How many recent developments in international politics can be attributed to US hegemony as opposed to structural shifts in the international economy, technology, or other factors that might be considered at least partially autonomous from American primacy? The answer to this question matters a great deal, because no one expects US primacy to last much more than a few additional decades.1
Dan Drezner weighs in on the question in his review of a recent article by Gregg Easterbook. Easterbrook reports the relatively well-known (at least among international-relations scholars) finding that intrastate warfare is less frequent now than it was during most of the Cold War. He suggests a number of reasons for this, but Dan argues that he misses the big one: the current unipolar distribution of power in the international system.
In 2001, Patrick Jackson and I wrote:
Against these claims are the arguments of those scholars who see little that is distinctive about globalization. international relations “realists” are among the most skeptical of the importance of globalization. They dispute the claim that “the world is increasingly ruled by markets” and that globalization significantly alters the nature of world politics. For them, the current international system simply displays characteristics associated with a unipolar distribution of power. Until a state or coalition of states effectively balances against the hegemony of the United States, major international conflict is unlikely. Thus, it is not surprising that non-traditional security threats are at the forefront of international concern, that international organizations and regional integration are relatively robust and that challengers to the international order rely upon terrorism and other strategies that avoid direct military confrontation with the United States. Contemporary developments either bear out core realist assumptions or represent a temporary lull before a return to balance-of-power and realpolitik.
If some set of factors associated with “globalization” explain the current relatively peaceful international environment, then we can safely say that global politics are entering a “new era.” But if US hegemony is, in fact, the precondition for a lot of what we associate with globalization, then we really are in a kind of “lull” between the normal storms of international politics.

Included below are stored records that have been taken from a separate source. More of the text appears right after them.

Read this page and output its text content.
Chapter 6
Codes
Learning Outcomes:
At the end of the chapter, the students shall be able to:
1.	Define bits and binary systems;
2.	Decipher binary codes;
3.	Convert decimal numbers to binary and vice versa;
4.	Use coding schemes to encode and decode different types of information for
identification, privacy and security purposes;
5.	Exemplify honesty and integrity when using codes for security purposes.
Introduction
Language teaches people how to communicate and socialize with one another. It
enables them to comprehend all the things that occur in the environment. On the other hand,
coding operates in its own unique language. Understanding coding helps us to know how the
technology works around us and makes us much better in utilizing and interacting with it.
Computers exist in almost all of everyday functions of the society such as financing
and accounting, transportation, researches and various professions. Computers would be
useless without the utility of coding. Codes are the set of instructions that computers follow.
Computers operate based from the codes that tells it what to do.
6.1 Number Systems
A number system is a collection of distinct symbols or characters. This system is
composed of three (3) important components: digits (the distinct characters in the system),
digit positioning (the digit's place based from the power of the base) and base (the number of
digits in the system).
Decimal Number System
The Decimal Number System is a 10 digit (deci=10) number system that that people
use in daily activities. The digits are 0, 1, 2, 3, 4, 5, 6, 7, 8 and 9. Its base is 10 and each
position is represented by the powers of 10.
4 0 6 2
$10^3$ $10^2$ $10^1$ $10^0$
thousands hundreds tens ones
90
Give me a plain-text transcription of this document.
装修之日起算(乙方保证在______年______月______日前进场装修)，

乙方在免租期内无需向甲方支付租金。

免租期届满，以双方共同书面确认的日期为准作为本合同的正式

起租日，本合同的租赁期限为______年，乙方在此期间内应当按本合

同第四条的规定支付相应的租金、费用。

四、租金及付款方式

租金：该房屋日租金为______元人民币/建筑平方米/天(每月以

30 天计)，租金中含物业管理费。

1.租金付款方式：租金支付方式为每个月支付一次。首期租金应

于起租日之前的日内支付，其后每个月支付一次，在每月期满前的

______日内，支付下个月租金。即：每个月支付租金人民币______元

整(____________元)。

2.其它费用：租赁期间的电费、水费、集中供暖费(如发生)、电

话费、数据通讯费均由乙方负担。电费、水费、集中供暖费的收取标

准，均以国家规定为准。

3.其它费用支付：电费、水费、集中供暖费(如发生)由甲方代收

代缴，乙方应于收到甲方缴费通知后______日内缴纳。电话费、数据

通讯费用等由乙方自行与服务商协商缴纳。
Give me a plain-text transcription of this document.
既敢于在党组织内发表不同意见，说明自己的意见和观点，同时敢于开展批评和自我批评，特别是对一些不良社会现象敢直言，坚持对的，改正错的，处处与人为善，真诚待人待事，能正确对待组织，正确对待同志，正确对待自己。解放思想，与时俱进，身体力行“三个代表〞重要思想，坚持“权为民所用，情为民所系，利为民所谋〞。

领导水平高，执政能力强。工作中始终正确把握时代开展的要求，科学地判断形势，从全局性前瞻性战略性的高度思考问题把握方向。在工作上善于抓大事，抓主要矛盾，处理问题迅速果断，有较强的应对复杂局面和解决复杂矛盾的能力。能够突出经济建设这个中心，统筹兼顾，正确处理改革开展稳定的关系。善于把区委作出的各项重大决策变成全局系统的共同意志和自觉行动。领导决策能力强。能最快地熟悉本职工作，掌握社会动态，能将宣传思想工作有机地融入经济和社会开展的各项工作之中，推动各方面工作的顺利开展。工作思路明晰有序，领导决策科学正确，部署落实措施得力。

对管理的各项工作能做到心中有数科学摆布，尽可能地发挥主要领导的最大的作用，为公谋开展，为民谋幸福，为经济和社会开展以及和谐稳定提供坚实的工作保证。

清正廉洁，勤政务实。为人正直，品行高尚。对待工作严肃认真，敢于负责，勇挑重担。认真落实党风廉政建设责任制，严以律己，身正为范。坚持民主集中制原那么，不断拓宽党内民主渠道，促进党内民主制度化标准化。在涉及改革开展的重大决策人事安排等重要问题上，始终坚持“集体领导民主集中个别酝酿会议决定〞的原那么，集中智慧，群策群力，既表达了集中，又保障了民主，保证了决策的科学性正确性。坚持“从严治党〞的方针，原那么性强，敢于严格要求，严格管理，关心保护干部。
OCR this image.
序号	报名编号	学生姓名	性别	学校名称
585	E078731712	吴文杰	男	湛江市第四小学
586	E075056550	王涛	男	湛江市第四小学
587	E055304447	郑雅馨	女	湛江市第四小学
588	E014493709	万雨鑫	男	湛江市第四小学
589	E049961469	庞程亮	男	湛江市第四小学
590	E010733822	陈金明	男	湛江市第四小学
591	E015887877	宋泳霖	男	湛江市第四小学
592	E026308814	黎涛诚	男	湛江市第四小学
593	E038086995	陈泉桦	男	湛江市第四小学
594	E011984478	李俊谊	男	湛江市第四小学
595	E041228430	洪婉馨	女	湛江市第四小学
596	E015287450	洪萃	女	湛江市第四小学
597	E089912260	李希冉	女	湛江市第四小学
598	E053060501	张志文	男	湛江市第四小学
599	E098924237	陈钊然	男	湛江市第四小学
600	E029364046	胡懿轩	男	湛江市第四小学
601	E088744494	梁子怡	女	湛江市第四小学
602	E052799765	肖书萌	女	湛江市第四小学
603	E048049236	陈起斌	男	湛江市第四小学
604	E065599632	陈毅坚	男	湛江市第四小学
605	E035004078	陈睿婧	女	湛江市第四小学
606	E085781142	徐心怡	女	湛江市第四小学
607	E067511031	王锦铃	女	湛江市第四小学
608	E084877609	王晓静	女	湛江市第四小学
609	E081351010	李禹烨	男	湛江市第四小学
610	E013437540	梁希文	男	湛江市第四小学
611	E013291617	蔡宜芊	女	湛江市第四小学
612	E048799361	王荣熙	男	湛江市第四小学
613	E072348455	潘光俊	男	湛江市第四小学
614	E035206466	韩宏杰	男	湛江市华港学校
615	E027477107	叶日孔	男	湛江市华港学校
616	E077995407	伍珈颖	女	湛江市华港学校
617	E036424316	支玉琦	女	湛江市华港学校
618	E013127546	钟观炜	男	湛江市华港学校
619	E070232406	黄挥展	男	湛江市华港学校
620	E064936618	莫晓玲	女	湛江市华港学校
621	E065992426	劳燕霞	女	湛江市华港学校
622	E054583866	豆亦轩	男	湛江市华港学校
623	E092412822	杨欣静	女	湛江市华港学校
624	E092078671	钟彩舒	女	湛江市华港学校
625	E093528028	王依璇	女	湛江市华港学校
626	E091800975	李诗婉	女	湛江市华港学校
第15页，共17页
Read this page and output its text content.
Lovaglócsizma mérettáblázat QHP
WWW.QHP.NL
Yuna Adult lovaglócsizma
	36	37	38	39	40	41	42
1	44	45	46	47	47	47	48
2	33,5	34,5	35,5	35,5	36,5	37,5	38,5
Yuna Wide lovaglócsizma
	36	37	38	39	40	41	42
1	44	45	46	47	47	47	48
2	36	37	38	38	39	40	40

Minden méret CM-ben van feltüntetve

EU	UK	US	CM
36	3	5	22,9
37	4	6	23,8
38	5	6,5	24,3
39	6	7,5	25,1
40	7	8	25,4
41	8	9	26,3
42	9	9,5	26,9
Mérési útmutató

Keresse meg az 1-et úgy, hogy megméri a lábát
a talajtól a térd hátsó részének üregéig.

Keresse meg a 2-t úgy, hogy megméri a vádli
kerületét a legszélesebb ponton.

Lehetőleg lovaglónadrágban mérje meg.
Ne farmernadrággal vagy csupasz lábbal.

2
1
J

It is, in fact, very difficult to disentangle what’s going on in the current international system. Both US hegemony and globalization plausibly account for current developments in world politics. It is also not entirely clear what the causal relationship between US hegemony and globalization is.
On the one hand, the really serious changes in global production that we associate with globalization – such as high levels of foreign direct investment and trade interdependence at a level surpassing pre-World War I Europe – track back to the early 1990s and correlate roughly with the end of the Cold War. The longer-term trends go back to around 1945, when the US accounted for around half of the global economy. Again, US primacy may explain why we live in an increasingly globalized world.
On the other hand, one can also argue that globalization has helped maintain US primacy. This is the classic argument that hegemonic orders depend not only on one state having a preponderance of power, but also on other states reaping benefits from that state of affairs. Economic gains from open trade and from having to spend less on defense are two of the “goodies” other states may derive from a hegemonic order.2
The upshot is that we really don’t have a good handle on the fundamental forces that are driving the kinds of trends Easterbrook (and others) have popularized. We can hope that they reflect fundamental changes in world politics, but I tend to agree with Dan that at least some of the broader “effects” of globalization probably have more to do with American primacy than other putative changes in the nature of world politics.3
1China’s economic growth. European integration. The spread of more advanced weapons technology to potential rivals. Whatever your explanation, neither historical evidence nor current trends suggest a thousand-year Pax Americana.
2The best recent statement of this argument is G. John Ikenberry’s After Victory. John and I presented a paper at last year’s APSA which develops the conceptual argument that interdependence is not only a result of hegemony, but also works to maintain hegemony by creating an interest among states in maintaining an international division of labor in which one state (the hegemon) specializes in providing global security.
3Why should we hope that current trends persist? Consider our current fears about international terrorism. Contemporary terrorism, for all its perils, is much less destructive than either conventional great-power wars or civil wars. Take, for example, the current death count in the Congo. I bet a lot of us would put up with some occasional terrorism to avoid forty or fifty Congos.